Laura Fairlie Has Passed Away

Laura Fairlie’s wedding with Sir Percival Glyde seems to signify the end of the world for quite a few people. Marion takes it especially hard and acts as if once Laura marries Sir Percival, she will be dead. “She will be his Laura instead of mine!… [it is] as if writing of her marriage were like writing of her death” (185).This novel really seems to be Laura’s coming of age narrative because all her life, all she has known was Marion and her loyal promise to marry Sir Percival.

When she was exposed to Walter Hartwright and to what true love feels like, everything changed and she had to sacrifice her desires in order to keep her word. She is forced to leave her childhood innocence behind and leave her sister, whom she was inseparable with all her life in order to “grow up” and marry another man like she was meant to do according to familial expectations. Once Laura marries Sir Percival, her own sense of individual identity will cease to exist. She has to sacrifice true love, family, and possibly her inheritance (which she does not yet have access to) in order to marry a man who she promised her late father she would wed.

There is a theme her in which women were only meant to marry and once they did that, it’s like their life is over and they have accomplished all there is to accomplish at that point in their life, it’s portrayed as a rite of passage into adulthood and maturity for the ideal Victorian woman represented by Laura. She now has wifely duties that she is expected to fulfill after she is married not only in the sense of the domestic sphere and responsibility, but also there is a loss of her sexual innocence that comes with marriage.

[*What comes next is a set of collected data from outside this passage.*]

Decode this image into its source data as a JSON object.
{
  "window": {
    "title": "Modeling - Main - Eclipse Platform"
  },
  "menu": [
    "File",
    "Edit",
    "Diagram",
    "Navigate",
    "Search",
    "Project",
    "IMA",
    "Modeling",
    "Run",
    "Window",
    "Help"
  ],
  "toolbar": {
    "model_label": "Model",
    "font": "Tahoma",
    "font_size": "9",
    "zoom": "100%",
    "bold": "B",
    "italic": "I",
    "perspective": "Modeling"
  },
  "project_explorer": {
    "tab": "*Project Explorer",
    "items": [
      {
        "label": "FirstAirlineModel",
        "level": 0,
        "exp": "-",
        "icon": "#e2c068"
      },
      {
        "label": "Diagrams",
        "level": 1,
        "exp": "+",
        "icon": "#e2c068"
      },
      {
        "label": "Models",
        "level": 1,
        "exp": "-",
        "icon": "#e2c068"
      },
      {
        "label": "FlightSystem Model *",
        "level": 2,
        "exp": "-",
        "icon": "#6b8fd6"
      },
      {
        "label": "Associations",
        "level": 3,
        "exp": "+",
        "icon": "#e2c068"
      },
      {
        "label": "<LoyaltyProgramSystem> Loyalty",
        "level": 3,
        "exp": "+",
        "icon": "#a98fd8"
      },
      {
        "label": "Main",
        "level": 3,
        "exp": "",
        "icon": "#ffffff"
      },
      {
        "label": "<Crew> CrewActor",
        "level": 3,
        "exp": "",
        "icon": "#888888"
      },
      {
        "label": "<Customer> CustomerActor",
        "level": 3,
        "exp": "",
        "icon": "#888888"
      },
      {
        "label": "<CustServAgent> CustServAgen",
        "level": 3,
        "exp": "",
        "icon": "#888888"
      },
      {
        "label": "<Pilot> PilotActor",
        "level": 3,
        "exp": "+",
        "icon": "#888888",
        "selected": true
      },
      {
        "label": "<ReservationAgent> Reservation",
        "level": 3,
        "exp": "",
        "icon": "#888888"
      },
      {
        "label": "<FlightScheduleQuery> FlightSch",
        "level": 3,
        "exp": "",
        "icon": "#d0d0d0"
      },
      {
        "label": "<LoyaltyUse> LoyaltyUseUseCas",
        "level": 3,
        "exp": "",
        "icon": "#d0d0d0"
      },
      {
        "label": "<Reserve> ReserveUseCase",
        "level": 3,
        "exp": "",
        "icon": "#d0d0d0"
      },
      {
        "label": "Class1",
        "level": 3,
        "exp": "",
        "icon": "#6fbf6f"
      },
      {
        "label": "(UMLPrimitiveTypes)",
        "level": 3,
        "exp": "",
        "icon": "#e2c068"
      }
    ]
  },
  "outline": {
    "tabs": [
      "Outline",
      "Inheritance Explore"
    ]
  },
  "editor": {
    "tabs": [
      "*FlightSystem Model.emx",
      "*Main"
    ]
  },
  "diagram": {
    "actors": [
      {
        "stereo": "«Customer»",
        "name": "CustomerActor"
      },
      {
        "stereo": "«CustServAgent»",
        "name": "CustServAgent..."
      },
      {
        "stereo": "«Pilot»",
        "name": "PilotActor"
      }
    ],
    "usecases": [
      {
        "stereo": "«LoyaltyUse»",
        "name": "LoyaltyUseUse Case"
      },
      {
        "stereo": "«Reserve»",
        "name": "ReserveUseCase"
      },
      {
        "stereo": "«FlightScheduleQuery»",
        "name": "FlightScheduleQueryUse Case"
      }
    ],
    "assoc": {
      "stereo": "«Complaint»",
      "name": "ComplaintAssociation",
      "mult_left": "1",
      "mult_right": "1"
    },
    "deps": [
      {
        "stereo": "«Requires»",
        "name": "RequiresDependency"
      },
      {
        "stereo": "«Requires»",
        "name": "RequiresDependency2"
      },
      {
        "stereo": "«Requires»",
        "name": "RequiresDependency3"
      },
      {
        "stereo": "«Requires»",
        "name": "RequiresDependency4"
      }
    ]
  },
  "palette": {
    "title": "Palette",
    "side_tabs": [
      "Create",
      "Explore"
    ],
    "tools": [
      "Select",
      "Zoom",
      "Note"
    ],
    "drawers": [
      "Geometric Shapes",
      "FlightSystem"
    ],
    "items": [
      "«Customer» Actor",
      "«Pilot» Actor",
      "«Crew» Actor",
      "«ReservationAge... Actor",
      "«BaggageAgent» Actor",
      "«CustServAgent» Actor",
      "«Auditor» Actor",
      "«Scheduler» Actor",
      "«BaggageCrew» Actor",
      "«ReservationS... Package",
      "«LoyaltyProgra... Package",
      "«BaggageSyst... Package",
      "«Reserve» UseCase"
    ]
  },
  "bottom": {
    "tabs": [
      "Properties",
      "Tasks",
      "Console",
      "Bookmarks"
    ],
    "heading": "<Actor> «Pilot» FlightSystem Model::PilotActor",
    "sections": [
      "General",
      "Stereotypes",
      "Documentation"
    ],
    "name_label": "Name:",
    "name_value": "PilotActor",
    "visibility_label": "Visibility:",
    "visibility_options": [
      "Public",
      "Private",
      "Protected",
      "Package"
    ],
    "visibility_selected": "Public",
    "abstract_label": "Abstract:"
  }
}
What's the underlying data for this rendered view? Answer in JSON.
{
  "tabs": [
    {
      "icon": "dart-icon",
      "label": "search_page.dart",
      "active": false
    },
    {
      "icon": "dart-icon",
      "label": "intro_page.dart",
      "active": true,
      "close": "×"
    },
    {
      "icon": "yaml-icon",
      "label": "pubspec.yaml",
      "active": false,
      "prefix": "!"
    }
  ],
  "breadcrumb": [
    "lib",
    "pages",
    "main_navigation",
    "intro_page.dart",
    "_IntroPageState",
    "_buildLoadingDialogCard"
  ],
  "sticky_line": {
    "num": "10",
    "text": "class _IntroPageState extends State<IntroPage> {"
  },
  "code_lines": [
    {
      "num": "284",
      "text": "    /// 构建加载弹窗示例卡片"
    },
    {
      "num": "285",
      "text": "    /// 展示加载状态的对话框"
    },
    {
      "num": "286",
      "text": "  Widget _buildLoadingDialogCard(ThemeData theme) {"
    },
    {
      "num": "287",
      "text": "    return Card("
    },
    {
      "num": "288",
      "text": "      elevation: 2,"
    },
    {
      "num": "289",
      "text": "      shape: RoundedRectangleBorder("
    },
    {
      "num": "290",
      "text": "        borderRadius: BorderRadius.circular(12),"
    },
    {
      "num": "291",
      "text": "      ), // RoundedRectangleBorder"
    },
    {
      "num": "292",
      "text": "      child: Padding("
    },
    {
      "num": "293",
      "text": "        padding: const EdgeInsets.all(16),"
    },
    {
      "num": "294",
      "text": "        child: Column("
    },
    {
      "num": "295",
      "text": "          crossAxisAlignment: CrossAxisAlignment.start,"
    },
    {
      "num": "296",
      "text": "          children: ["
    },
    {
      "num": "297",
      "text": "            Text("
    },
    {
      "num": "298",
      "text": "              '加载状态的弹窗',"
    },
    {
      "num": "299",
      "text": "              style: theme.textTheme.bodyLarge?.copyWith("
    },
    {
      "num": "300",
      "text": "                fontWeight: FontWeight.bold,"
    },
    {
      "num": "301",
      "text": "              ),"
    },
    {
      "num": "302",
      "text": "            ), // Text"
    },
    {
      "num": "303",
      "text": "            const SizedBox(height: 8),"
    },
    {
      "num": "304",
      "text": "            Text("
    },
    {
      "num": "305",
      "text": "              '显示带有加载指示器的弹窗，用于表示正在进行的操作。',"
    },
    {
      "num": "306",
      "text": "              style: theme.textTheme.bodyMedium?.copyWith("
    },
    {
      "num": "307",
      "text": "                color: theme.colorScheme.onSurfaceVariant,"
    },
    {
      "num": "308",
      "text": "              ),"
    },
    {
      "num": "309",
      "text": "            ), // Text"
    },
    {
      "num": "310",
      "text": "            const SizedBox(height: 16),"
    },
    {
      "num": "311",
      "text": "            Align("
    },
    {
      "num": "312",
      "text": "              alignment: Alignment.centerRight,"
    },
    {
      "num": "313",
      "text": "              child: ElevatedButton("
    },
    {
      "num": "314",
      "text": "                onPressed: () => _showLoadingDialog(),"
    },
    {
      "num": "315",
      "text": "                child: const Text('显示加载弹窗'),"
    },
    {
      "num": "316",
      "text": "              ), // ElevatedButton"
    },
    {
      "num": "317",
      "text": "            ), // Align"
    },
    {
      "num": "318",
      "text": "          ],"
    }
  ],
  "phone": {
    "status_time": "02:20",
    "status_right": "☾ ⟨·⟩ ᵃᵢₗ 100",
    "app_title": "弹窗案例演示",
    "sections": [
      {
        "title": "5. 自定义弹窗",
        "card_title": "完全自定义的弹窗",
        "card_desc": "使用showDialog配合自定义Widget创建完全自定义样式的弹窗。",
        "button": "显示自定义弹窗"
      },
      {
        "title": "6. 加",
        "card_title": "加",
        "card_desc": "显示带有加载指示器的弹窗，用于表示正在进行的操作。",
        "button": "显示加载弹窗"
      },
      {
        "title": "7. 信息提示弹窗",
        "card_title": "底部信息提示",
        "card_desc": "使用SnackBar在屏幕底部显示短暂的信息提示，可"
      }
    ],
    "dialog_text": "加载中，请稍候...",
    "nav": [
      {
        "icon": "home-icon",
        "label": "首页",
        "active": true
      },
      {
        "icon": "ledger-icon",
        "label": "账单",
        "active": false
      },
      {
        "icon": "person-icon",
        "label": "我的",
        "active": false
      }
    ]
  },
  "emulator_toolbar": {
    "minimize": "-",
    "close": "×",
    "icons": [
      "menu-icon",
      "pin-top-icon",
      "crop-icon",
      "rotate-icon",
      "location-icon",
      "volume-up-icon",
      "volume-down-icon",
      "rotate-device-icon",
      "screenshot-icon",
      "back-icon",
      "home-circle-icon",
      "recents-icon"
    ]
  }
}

This loss of virginity is only hinted at when Marion discusses the loss of Laura’s innocence through the image of her “pretty little white bed” (194) she’s leaving behind after her wedding, only like a true Victorian novel does.

Marion really emphasizes this point when she states,”It is all over. They are married” (195) and mourns Laura’s death (oops… I meant marriage).

3 thoughts on “Laura Fairlie Has Passed Away”

  1. I agree with every observation in this post regarding how marriage and death seem interchangeable in the novel. In accordance with this, I would also like to propose that Collins’s infusing marriage with death imagery is foreshadowing a piece of the plot. I believe this marriage being the death of Laura symbolically represents a plot Sir Percival Glyde has to murder her. I have this premonition due to monetary discussion in Mr. Gilmore’s account. On page 151 it is made clear that Glyde wishes of Laura’s inheritance that “The whole sum, if she left no children, was to slip into the pockets of her husband”. This greed’s motive is made clear when Gilmore is informed that “the debts on his estate were enormous and that his income, though nominally a large one, was, virtually, for a man in his position, next to nothing”(151). My inkling based on this evidence is that Glyde is marrying Laura purely for her inheritance and he plans to kill her in order to obtain it. In this case, Collins’s death imagery in connection with the marriage is merely a foreshadowing of Glyde’s plot.

  2. The correlation between death and Laura Fairlie’s wedding is made extraordinarily clear in the narrative, as you have mentioned here. I think this theme is also evident with the couple instances of locks of hair being given or received in the days leading up to Laura’s wedding. In Victorian mourning, it was often customary to wear a piece of jewelry containing the deceased’s hair (http://www.victorianweb.org/art/design/jewelry/vmourning/13.html). Laura actually severs a lock of her own hair and places it into the book of Mr Hartright’s sketches (172-173), perhaps symbolically “giving” him the hair, as if she expects him to mourn her “death.” In addition, the gift given to Laura by her uncle for her wedding is described as “a shabby ring, with her affectionate uncle’s hair for an ornament,” (192-193). While it is true that this is perhaps more of a foreshadow of Mr Fairlie’s death, it still seems significant that Laura receives such a gift on the eve of her own wedding. One thing is certain–that Laura Fairlie died on the day that Lady Glyde was married (as noted by Marian later on in the novel, “I miss something when I look at her–something that once belonged to the happy, innocent life of Laura Fairlie, and that I cannot find in Lady Glyde” (211).

  3. You bring up an interesting idea! As Sir Percival’s property–er, wife–Laura does lose her autonomy. I completely agree that this is foreshadowing Laura’s death; if Sir Percival is capable of beating up dogs (I can’t even wrap my mind around this), then I think he’s capable of killing someone he doesn’t seem to have any respect for. Sir Percival only wants her inheritance, so now it’s only a matter of time until Laura literally passes away.